Sunday, October 03, 2010



SOME THINGS TO PONDER ABOUT AFTERLIFE

The following is taken from Hugh Nibley’s Book, Approaching Zion, beginning on page 409:

“Mountains and hills, great rivers and small streams, surely impart variety and beauty to the scene… Some students have complained that having to live on a Urim and Thummim, a sea of glass, no less, must be infinitely boring. How wrong they are! The face of the Urim and Thummim is no featureless flatland; rather, as Abraham found out, it can give you more dimensions than you can even imagine.

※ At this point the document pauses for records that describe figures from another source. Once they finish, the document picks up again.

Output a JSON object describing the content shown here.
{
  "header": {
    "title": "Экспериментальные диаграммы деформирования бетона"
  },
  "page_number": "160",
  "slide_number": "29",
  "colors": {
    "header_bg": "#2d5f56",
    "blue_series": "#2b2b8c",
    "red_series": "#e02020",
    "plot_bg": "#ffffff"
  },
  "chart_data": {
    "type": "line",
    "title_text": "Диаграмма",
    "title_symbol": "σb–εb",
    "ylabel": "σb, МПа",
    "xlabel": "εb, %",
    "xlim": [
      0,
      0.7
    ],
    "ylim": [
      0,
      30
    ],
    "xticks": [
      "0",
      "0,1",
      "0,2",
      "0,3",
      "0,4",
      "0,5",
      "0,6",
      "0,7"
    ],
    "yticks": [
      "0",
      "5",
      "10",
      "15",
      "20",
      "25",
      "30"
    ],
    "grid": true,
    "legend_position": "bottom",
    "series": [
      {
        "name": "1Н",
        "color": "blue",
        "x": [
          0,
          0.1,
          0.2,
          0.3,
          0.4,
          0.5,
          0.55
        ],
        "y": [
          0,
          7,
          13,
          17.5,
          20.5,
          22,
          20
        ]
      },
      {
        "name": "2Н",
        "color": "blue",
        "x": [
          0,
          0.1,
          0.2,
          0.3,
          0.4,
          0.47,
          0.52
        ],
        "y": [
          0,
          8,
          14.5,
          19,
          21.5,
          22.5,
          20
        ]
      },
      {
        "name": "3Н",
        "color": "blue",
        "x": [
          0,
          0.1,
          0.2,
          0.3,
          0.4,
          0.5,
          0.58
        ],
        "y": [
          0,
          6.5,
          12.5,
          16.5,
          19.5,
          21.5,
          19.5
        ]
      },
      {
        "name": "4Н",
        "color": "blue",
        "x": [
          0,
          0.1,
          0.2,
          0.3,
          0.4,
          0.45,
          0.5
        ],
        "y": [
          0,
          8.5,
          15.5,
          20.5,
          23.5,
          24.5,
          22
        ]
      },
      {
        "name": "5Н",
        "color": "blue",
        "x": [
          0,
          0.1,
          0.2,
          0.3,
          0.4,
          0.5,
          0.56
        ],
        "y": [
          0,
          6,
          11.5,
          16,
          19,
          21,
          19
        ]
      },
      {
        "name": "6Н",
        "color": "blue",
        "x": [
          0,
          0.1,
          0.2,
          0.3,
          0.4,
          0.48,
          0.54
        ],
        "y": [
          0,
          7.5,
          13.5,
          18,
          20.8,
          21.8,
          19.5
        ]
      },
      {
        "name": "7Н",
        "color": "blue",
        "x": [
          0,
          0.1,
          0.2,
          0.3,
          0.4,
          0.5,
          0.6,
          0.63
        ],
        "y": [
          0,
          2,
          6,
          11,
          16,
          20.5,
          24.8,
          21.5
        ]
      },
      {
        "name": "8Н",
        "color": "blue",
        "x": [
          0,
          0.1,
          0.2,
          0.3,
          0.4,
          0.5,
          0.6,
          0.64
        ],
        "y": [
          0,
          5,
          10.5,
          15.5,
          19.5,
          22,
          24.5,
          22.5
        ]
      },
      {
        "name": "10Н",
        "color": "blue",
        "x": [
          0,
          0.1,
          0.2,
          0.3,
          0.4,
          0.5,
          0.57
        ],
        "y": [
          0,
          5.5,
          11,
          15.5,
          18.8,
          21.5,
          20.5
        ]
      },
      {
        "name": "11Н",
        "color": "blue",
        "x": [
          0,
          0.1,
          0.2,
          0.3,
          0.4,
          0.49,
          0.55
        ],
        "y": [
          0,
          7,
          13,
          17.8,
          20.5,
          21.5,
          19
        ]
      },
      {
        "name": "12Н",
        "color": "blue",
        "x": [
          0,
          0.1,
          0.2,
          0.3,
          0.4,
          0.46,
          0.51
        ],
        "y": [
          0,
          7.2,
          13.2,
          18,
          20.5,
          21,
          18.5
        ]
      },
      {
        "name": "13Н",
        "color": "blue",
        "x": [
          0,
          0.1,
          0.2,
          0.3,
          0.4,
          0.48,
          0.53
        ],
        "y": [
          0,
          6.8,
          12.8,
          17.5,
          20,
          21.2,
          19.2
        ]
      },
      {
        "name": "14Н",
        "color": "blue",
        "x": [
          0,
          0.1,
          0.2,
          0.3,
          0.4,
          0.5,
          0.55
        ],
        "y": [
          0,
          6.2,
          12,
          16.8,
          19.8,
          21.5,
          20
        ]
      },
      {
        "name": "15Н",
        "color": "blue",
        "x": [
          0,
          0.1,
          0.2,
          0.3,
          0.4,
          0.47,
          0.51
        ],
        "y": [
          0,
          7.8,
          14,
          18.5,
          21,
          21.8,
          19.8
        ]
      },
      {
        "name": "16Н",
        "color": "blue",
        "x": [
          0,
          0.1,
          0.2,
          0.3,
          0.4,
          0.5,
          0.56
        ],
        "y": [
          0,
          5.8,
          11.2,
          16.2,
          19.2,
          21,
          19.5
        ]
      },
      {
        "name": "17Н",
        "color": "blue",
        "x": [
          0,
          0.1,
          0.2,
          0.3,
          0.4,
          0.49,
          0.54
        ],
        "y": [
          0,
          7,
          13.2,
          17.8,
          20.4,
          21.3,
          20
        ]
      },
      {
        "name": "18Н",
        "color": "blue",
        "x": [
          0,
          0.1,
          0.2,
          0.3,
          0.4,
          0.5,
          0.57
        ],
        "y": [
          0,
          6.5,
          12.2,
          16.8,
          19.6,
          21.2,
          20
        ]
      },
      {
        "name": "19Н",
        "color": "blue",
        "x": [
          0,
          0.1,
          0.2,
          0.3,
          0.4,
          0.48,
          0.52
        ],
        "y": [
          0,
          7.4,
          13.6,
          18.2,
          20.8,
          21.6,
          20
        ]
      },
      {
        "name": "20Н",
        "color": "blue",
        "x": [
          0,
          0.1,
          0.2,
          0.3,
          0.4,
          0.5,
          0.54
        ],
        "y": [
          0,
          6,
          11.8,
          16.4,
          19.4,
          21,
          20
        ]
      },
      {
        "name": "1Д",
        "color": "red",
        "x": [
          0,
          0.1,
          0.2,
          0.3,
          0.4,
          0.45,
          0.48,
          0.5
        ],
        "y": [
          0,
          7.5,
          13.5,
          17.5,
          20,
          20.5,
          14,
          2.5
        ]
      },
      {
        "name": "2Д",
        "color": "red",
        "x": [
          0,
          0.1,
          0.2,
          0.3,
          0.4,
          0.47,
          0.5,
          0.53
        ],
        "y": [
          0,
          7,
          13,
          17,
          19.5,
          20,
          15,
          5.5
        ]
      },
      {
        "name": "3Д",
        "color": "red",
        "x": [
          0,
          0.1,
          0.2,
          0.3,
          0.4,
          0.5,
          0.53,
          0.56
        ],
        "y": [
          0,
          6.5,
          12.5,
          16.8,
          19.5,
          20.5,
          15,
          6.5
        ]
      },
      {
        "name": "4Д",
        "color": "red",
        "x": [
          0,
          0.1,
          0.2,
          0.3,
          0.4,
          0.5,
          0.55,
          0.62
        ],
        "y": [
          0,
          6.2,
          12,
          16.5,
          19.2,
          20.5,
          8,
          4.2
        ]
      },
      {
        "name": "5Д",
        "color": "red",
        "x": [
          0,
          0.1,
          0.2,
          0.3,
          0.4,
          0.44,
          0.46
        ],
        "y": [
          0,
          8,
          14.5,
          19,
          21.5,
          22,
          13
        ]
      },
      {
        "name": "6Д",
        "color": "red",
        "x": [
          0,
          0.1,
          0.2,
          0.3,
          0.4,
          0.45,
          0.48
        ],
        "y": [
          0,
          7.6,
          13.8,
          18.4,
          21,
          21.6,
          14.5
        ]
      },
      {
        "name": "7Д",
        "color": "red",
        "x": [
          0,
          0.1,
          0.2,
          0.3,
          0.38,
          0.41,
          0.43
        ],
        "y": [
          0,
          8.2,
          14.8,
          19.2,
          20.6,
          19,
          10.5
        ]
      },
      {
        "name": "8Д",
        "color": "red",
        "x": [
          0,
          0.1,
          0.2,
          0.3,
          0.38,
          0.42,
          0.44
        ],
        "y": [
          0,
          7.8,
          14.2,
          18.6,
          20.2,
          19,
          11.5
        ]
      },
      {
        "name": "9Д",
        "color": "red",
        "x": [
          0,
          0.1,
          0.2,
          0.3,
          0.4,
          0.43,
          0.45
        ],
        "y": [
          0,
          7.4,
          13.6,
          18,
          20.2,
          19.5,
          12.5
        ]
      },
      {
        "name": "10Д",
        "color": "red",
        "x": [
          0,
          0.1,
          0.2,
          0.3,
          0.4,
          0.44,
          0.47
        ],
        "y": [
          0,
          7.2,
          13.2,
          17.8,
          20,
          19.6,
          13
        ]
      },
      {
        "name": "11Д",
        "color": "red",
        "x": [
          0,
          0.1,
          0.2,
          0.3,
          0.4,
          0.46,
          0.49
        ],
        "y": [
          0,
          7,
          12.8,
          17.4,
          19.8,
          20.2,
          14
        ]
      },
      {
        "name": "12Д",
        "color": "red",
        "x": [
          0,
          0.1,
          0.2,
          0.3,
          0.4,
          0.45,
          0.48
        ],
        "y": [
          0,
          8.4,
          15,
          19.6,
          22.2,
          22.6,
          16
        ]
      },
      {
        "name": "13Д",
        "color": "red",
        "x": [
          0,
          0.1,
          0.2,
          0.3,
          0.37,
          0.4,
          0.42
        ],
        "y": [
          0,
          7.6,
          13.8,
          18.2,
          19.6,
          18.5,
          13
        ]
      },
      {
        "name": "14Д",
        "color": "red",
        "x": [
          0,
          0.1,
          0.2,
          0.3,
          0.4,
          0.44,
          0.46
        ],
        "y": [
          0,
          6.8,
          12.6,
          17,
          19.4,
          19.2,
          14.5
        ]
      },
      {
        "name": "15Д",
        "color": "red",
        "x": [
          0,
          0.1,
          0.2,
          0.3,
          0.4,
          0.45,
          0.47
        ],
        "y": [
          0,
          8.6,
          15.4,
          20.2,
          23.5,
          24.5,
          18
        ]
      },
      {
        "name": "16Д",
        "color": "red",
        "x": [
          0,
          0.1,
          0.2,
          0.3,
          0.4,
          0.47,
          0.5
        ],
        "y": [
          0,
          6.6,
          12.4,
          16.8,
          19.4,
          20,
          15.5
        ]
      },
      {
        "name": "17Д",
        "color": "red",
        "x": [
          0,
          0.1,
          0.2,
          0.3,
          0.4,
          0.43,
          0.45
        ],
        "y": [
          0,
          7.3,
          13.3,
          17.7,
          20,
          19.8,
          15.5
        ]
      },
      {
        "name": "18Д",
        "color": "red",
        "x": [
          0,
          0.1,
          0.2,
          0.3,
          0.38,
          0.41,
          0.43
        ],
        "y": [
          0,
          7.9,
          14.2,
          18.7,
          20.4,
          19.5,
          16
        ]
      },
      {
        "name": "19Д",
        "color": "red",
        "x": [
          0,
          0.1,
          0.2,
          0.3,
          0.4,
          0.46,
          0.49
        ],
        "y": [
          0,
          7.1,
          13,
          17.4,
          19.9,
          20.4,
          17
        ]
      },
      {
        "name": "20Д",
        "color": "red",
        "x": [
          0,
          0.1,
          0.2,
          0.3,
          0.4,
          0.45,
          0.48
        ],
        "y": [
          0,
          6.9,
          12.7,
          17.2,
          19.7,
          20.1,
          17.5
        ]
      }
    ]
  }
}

It is true, you have to exercise your mind in that environment, but where would you not wish to do that? If you want scented breezes over purple seas, the Urim and Thummim will gladly oblige; if it’s towering mountains you want, you can have them, too. Whatever it is you yearn to experience, that marvelous instrument can put you into the picture, if you only know how to operate it. This is not entirely (lacking in serious intent); after all, we have already anticipated the miracle in the device to which almost all Americans resort daily and nightly in order to retreat into other worlds, (the TV set).

So what (else) will we do (in the) forever? The movie studio imagines something like an eternal family reunion held in the city park with everybody sitting or standing around in old-fashioned nightgowns in an exchange of insipid smiles and small talk. After twenty minutes of that, anyone would settle for inferno.

If the question of what we will be doing in eternity stumps us, it should. That’s the whole point: if we knew the answer we’d have little enough to look forward to. The only way to know what fun lies ahead on the other side is to experience it, because as (the Apostle) Paul tells us, as long as we are here we can’t even begin to imagine what any of it is like: ‘Eye hath not seen, nor ear heard, neither have entered into the heart of man…’ (1 Corinthians 2:9). No use trying to figure it out; you will just have to wait and see. And the gospel invites us to move toward the unknown."